On May 26, 2017, the U.S. Court of Appeals for the Eleventh Circuit issued a decision holding that a diabetic testing supply company did not violate the federal False Claims Act (“FCA”) by making unsolicited phone calls to Medicare beneficiaries.
Two whistleblowers (referred to as Relators by the FCA)—both former salespersons for Lincare, Inc., a supplier of diabetic testing supplies—filed an action under the FCA against Lincare. The suit alleged that Lincare improperly generated orders by making unsolicited telephone calls to Medicare beneficiaries in violation of Medicare’s rules against such marketing practices. The relators alleged that since Lincare had violated Medicare’s rules in generating such orders, all claims submitted to Medicare for reimbursement of items resulting from such unauthorized marketing violated the FCA.

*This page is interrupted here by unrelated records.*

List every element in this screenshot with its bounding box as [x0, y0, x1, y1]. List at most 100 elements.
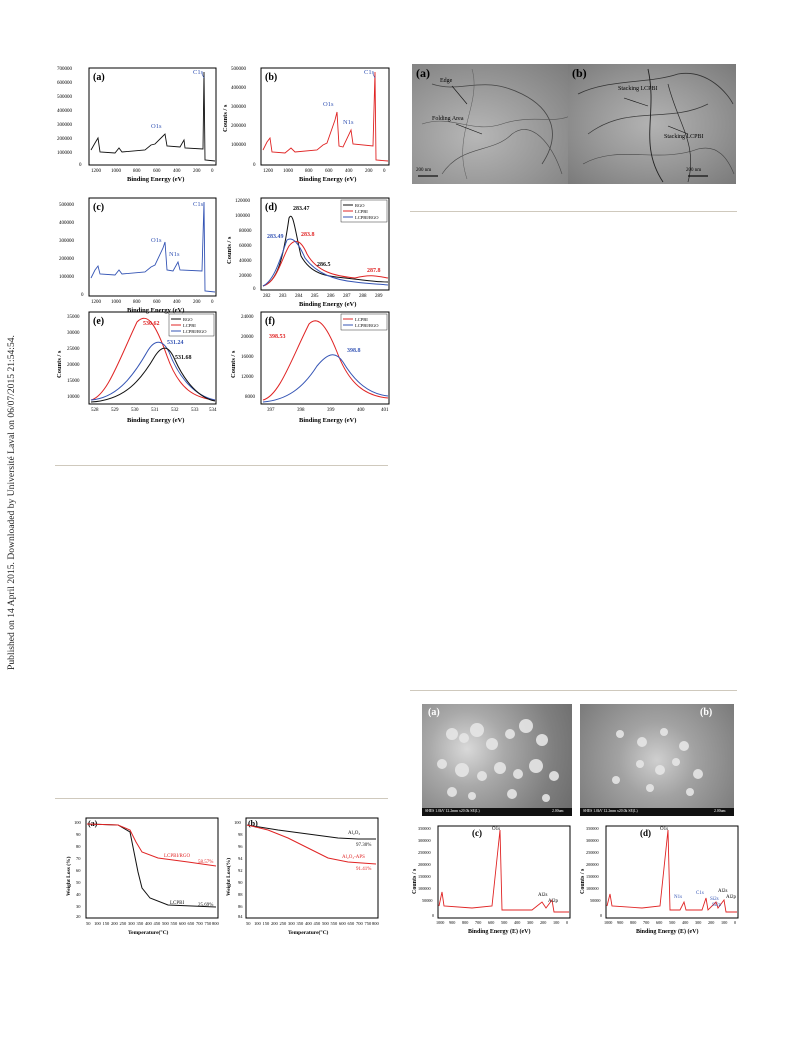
peak-label: C1s	[364, 69, 375, 76]
series-label: Al₂O₃-APS	[342, 855, 365, 860]
xps-a-spectrum	[90, 71, 216, 162]
x-tick: 600	[656, 920, 662, 925]
x-tick: 500	[162, 921, 170, 926]
y-tick: 200000	[586, 862, 599, 867]
peak-label: N1s	[674, 895, 682, 900]
sem-image-a: (a) SHES 1.0kV 12.2mm x20.0k SE(L) 2.00u…	[422, 704, 572, 816]
y-tick: 10000	[67, 395, 80, 400]
panel-label: (a)	[93, 72, 105, 83]
y-tick: 50000	[422, 898, 432, 903]
y-axis-label: Counts / s	[412, 868, 418, 894]
x-tick: 650	[188, 921, 196, 926]
panel-label: (a)	[428, 707, 440, 718]
x-tick: 600	[179, 921, 187, 926]
legend-item: LCPBI	[355, 317, 368, 322]
peak-annotation: 530.62	[143, 321, 160, 327]
x-tick: 400	[305, 921, 313, 926]
x-tick: 530	[131, 408, 139, 413]
y-tick: 30	[76, 904, 81, 909]
series-value: 58.57%	[198, 860, 213, 865]
y-tick: 40	[76, 892, 81, 897]
panel-label: (a)	[416, 66, 430, 80]
y-tick: 0	[432, 913, 434, 918]
x-tick: 450	[154, 921, 162, 926]
y-tick: 100000	[57, 151, 73, 156]
x-tick: 350	[297, 921, 305, 926]
x-tick: 200	[365, 169, 373, 174]
x-tick: 600	[153, 169, 161, 174]
x-tick: 534	[209, 408, 217, 413]
y-tick: 90	[76, 832, 81, 837]
y-tick: 86	[238, 904, 243, 909]
x-tick: 700	[475, 920, 481, 925]
legend-item: LCPBI	[355, 209, 368, 214]
x-tick: 528	[91, 408, 99, 413]
lcpbi-curve	[90, 317, 216, 401]
y-tick: 300000	[231, 105, 247, 110]
peak-label: O1s	[323, 101, 334, 108]
xps-panel-a: (a) C1s O1s 700000 600000 500000 400000 …	[57, 67, 217, 183]
x-tick: 900	[617, 920, 623, 925]
x-tick: 0	[211, 169, 214, 174]
x-axis-label: Binding Energy (eV)	[127, 307, 184, 314]
y-tick: 80000	[239, 229, 252, 234]
x-tick: 800	[133, 169, 141, 174]
y-tick: 100000	[59, 275, 75, 280]
xps-figure: .ax { fill: none; stroke: #000; stroke-w…	[55, 67, 390, 424]
y-tick: 100000	[586, 886, 599, 891]
x-tick: 400	[345, 169, 353, 174]
x-tick: 750	[205, 921, 213, 926]
y-axis-label: Counts / s	[56, 350, 63, 378]
x-axis-label: Binding Energy (eV)	[299, 176, 356, 183]
y-tick: 500000	[231, 67, 247, 72]
scale-bar-label: 200 nm	[416, 168, 432, 173]
x-tick: 700	[356, 921, 364, 926]
x-tick: 800	[133, 300, 141, 305]
x-tick: 200	[271, 921, 279, 926]
xps-panel-b: (b) C1s O1s N1s 500000 400000 300000 200…	[222, 67, 390, 183]
peak-annotation: 398.8	[347, 348, 361, 354]
x-axis-label: Binding Energy (eV)	[127, 417, 184, 424]
y-tick: 300000	[57, 123, 73, 128]
x-tick: 200	[708, 920, 714, 925]
x-tick: 550	[171, 921, 179, 926]
scale-bar-label: 2.00um	[714, 809, 726, 813]
x-tick: 399	[327, 408, 335, 413]
panel-label: (b)	[265, 72, 277, 83]
x-tick: 600	[339, 921, 347, 926]
tem-image-b: (b) Stacking LCPBI Stacking LCPBI 200 nm	[568, 64, 736, 184]
x-tick: 800	[372, 921, 380, 926]
lcpbi-rgo-curve	[262, 354, 389, 403]
y-tick: 96	[238, 844, 243, 849]
peak-label: O1s	[151, 123, 162, 130]
y-tick: 100	[234, 820, 242, 825]
tem-image-a: (a) Edge Folding Area 200 nm	[412, 64, 572, 184]
y-tick: 0	[81, 293, 84, 298]
peak-label: O1s	[151, 237, 162, 244]
x-tick: 282	[263, 294, 271, 299]
x-tick: 288	[359, 294, 367, 299]
x-tick: 1000	[604, 920, 612, 925]
x-tick: 150	[103, 921, 111, 926]
x-tick: 800	[212, 921, 220, 926]
y-tick: 250000	[418, 850, 431, 855]
y-tick: 0	[253, 287, 256, 292]
x-tick: 0	[383, 169, 386, 174]
figure-divider	[410, 211, 737, 212]
series-label: LCPBI	[170, 901, 185, 906]
y-tick: 60	[76, 868, 81, 873]
tga-panel-b: (b) Al₂O₃ 97.30% Al₂O₃-APS 91.41% 100 98…	[225, 817, 380, 936]
peak-label: Si2s	[710, 897, 719, 902]
peak-annotation: 283.8	[301, 232, 315, 238]
series-value: 91.41%	[356, 867, 371, 872]
eds-figure: .ax3 { fill: none; stroke: #000; stroke-…	[412, 825, 739, 935]
x-tick: 1000	[111, 300, 122, 305]
x-tick: 286	[327, 294, 335, 299]
peak-label: Al2s	[718, 889, 728, 894]
x-tick: 100	[553, 920, 559, 925]
peak-label: Si2p	[712, 903, 722, 908]
x-tick: 1200	[263, 169, 274, 174]
panel-label: (b)	[248, 819, 258, 828]
x-tick: 200	[111, 921, 119, 926]
y-tick: 92	[238, 868, 243, 873]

In two separate orders, from July 2015 and January 2016, respectively, Judge Kathleen Williams of the U.S. District Court for the Southern District of Florida granted summary judgment in favor of Lincare. In the July 2015 Order, the District Court found that “the evidence was insufficient to create a genuine issue of material fact with regard to scienter—that is, whether the defendant ‘knew or should have known that its policies or practices violated the applicable statutes and implementing regulations.’” In the January 2016 order, the District Court found that Lincare did not violate Medicare’s anti-telemarketing rules because Lincare had received prior written permission to contact Medicare beneficiaries. The relators appealed both rulings to the Eleventh Circuit.
The Eleventh Circuit held that the District Court used the wrong standard regarding knowledge under the FCA. The Court explained the proper standard is that “a relator must show that the defendant acted ‘knowingly,’ which the FCA defines as either ‘actual knowledge,’ ‘deliberate ignorance,’ or ‘reckless disregard,’” but the District Court applied a standard that could possibly permit defendants to avoid liability even in situations where they had actual knowledge of a violation. Despite this, the Eleventh Circuit held that the District Court came to the right conclusion in that the relators did not provide sufficient evidence that Lincare knowingly violated the FCA.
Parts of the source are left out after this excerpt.